Ils ont un revenu mensuel compris entre 804 et 1.115 reais (entre 358 et 500 euros) et habitent les quartiers populaires : au Brésil, ce groupe social, appelé par les économistes « classe D » est devenu la coqueluche du secteur bancaire. Coincés entre la pauvreté et la classe moyenne, ces Brésiliens sont parmi ceux qui ont le plus profité des « années Lula ». L'augmentation du salaire minimum bien au-dessus de l'inflation, instituée par le chef d'Etat depuis son élection en 2003 ainsi que la forte croissance et le chômage au plus bas ? près de deux millions d'emplois devraient être créés cette année ? ont augmenté leur pouvoir d'achat, estimé aujourd'hui à 380 milliards de reais (170 milliards d'euros). Les banquiers ont commencé à se disputer ce bataillon de nouveaux consommateurs qui accumulent de minuscules économies. Au cours de la dernière décennie, le nombre de clients détenteurs d'un compte épargne a doublé, passant de 76,5 à 135,8 millions. Parmi les banques brésiliennes, Bradesco est celle qui s'est le plus précocement intéressée à cette cible. Elle se targue aujourd'hui d'avoir bancarisé 10 millions de Brésiliens depuis 2000. L'institution publique Banco do Brasil (BB) a suivi, mettant à profit son maillage du territoire. Aujourd'hui, les deux tiers de ses 52 millions de clients sont issus des classes D et E. Autre organisme public, la Caixa Economica offre de plus en plus de produits à ce public, en particulier depuis 2006, sous une forte impulsion politique.
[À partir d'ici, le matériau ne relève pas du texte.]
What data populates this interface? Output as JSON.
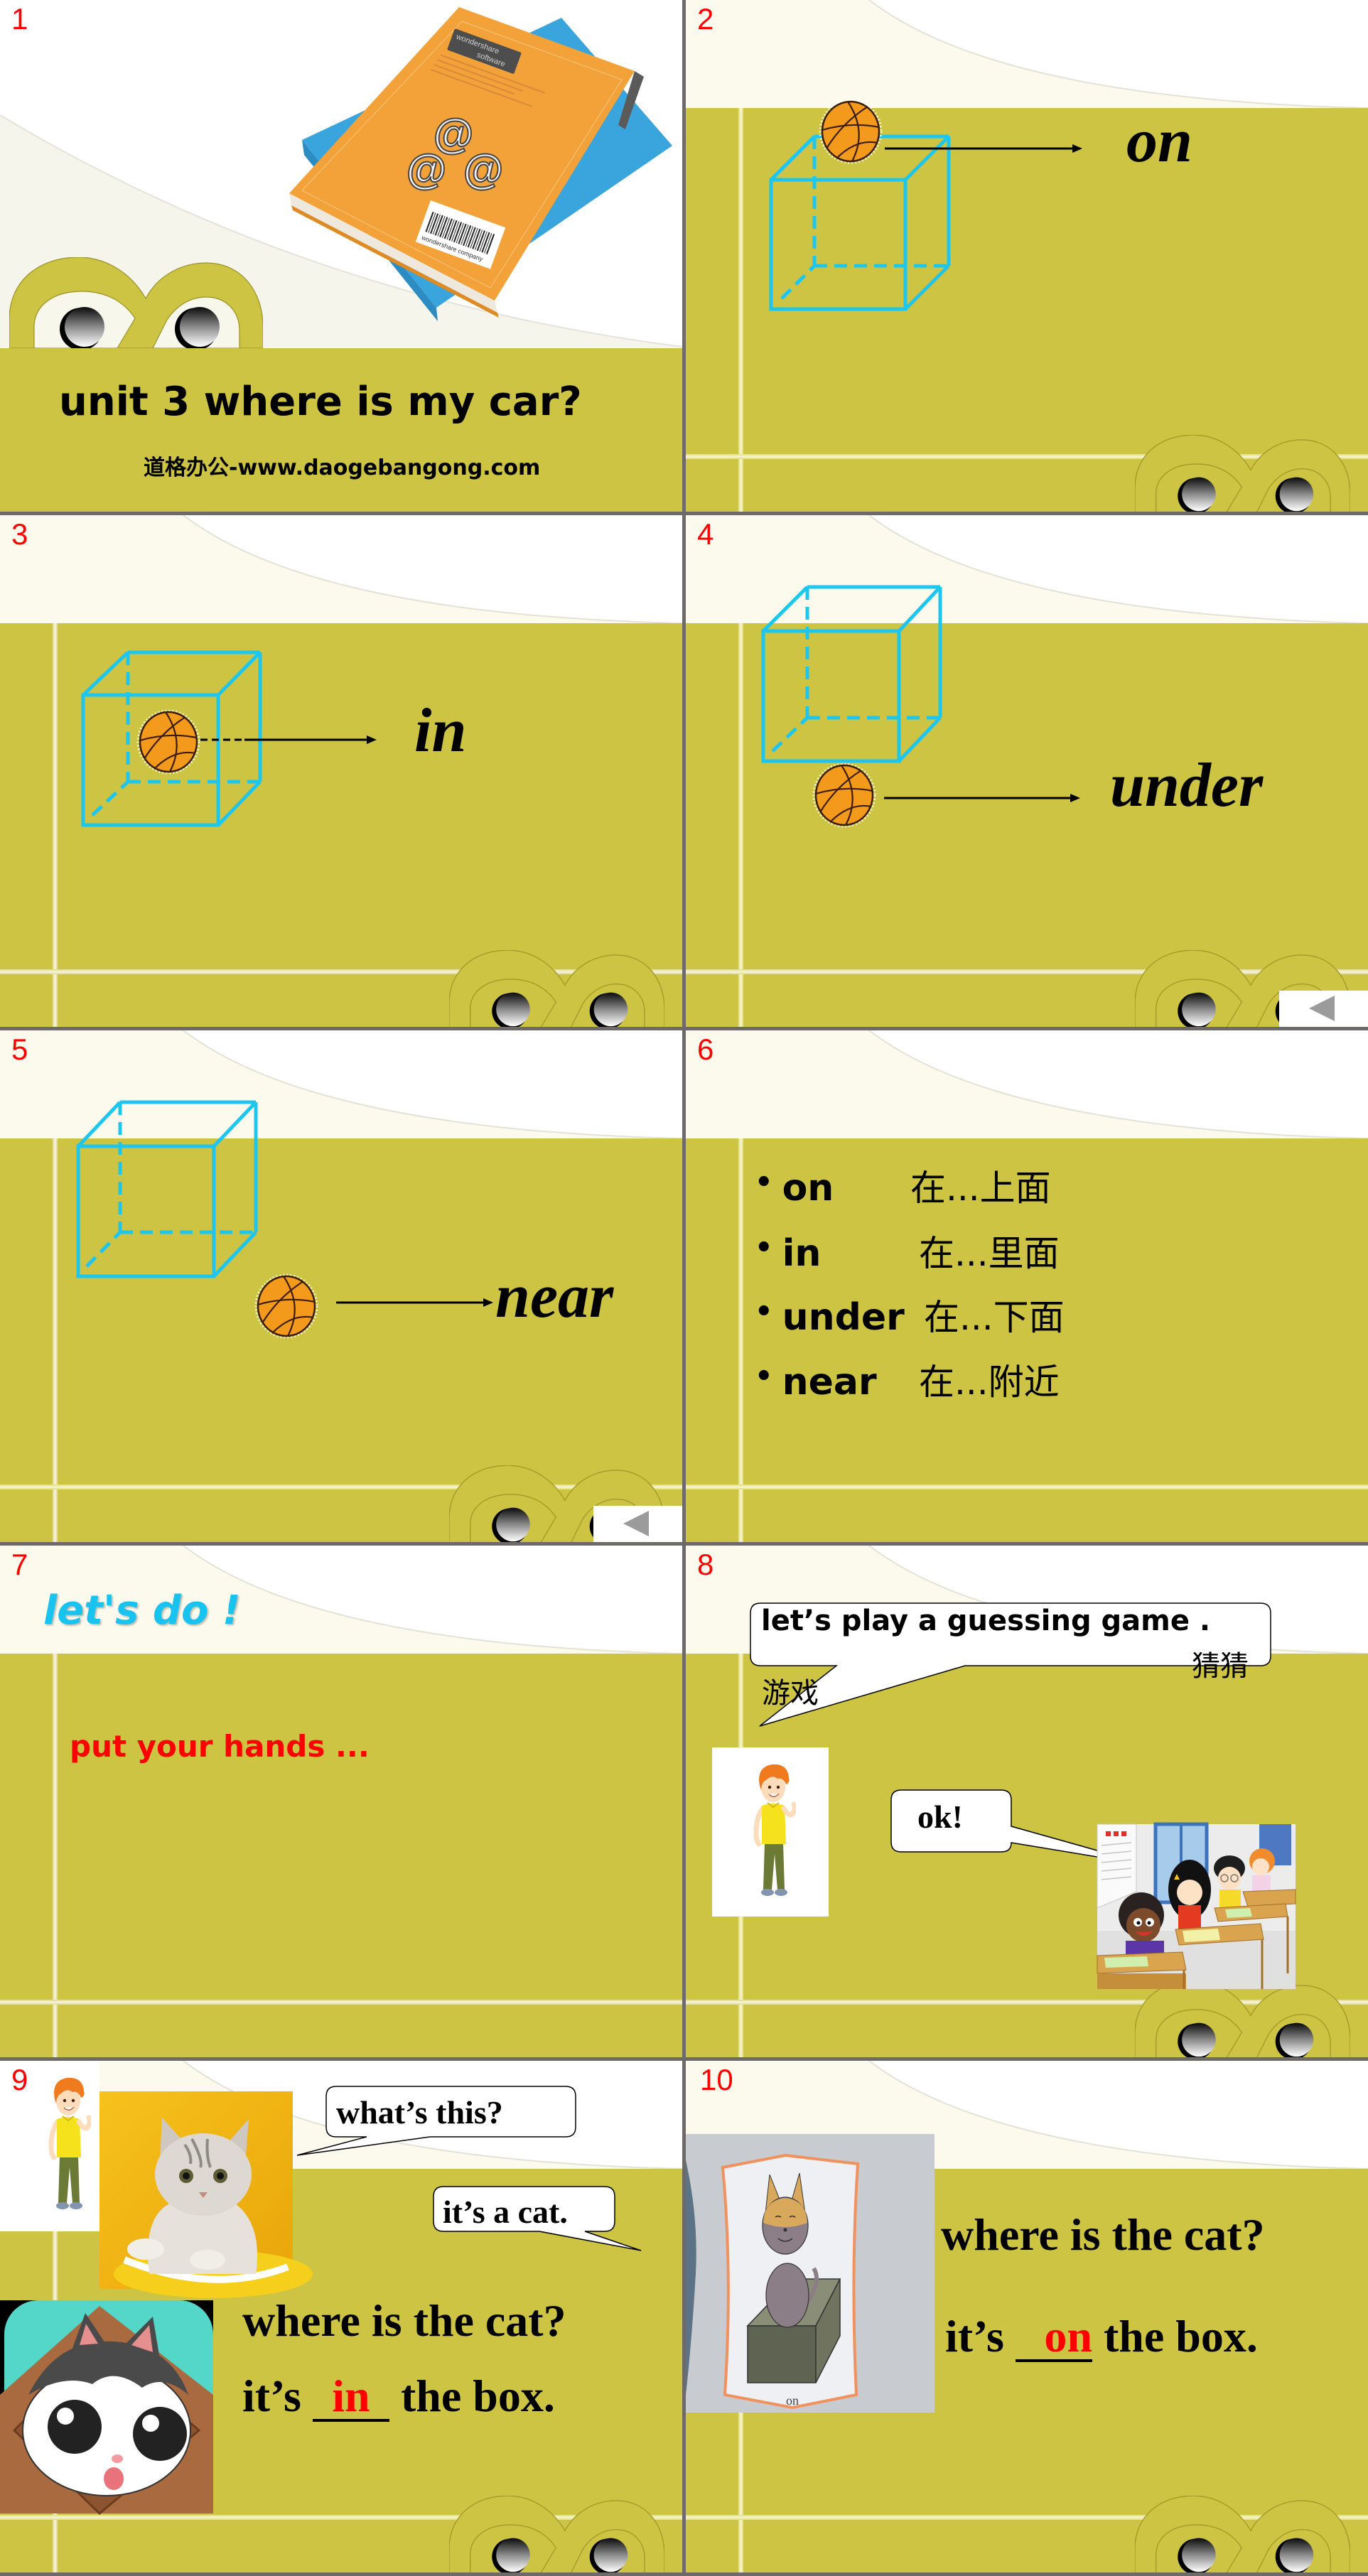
{
  "slides": [
    {
      "number": "1",
      "title": "unit 3 where is my car?",
      "subtitle": "道格办公-www.daogebangong.com",
      "photo": {
        "cover_label_line1": "wondershare",
        "cover_label_line2": "software",
        "emblem": "@",
        "barcode_caption": "wondershare company"
      }
    },
    {
      "number": "2",
      "word": "on"
    },
    {
      "number": "3",
      "word": "in"
    },
    {
      "number": "4",
      "word": "under"
    },
    {
      "number": "5",
      "word": "near"
    },
    {
      "number": "6",
      "vocab": [
        {
          "bullet": "•",
          "en": "on",
          "zh": "在...上面"
        },
        {
          "bullet": "•",
          "en": "in",
          "zh": "在...里面"
        },
        {
          "bullet": "•",
          "en": "under",
          "zh": "在...下面"
        },
        {
          "bullet": "•",
          "en": "near",
          "zh": "在...附近"
        }
      ]
    },
    {
      "number": "7",
      "heading": "let's do !",
      "instruction": "put your hands ..."
    },
    {
      "number": "8",
      "prompt": "let’s play a guessing game .",
      "gloss_game": "游戏",
      "gloss_guess": "猜猜",
      "reply": "ok!"
    },
    {
      "number": "9",
      "question_bubble": "what’s this?",
      "answer_bubble": "it’s a cat.",
      "question": "where is the cat?",
      "answer_prefix": "it’s",
      "answer_blank": "in",
      "answer_suffix": "the box."
    },
    {
      "number": "10",
      "picture_caption": "on",
      "question": "where is the cat?",
      "answer_prefix": "it’s",
      "answer_blank": "on",
      "answer_suffix": "the box."
    }
  ],
  "icons": {
    "back_button": "triangle-left-icon",
    "position_arrow": "arrow-right-icon",
    "ball": "basketball-icon",
    "box": "cube-outline-icon",
    "decoration": "peeking-eyes-icon"
  },
  "colors": {
    "olive_band": "#CCC442",
    "cube_outline": "#1DC6EE",
    "slide_number": "#FF0000",
    "heading_cyan": "#19C3F0",
    "instruction_red": "#FF0000",
    "answer_red": "#FF0000",
    "basketball": "#F39A1D"
  }
}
Repenser la stratégieAttirer ce nouveau public oblige les banques à repenser leur stratégie. Une étude récemment réalisée par l'Institut Data Popular, spécialisée sur la consommation des petits revenus, souligne que ces clients ont encore la sensation de ne pas être bienvenus dans une agence traditionnelle. C'est pour eux que se développent les correspondants non bancaires (pharmacies, agences de loteries etc.) qui hébergent les produits bancaires. Par ailleurs, ils ont des difficultés à planifier leurs dépenses, en particulier les accidents de la vie, comme une grossesse imprévue, la mort d'un proche, une maladie ou une séparation. Pour eux, les banques ont commencé à proposer des micro-assurances, d'un montant de moins de 3 euros par mois. Pour les banques, les secteurs populaires constituent l'avenir : alors que les moins de 20 ans représentent 25 % dans les classes A et B, les plus riches, chez les classes D et E, cette proportion grimpe à 41 %. V. M.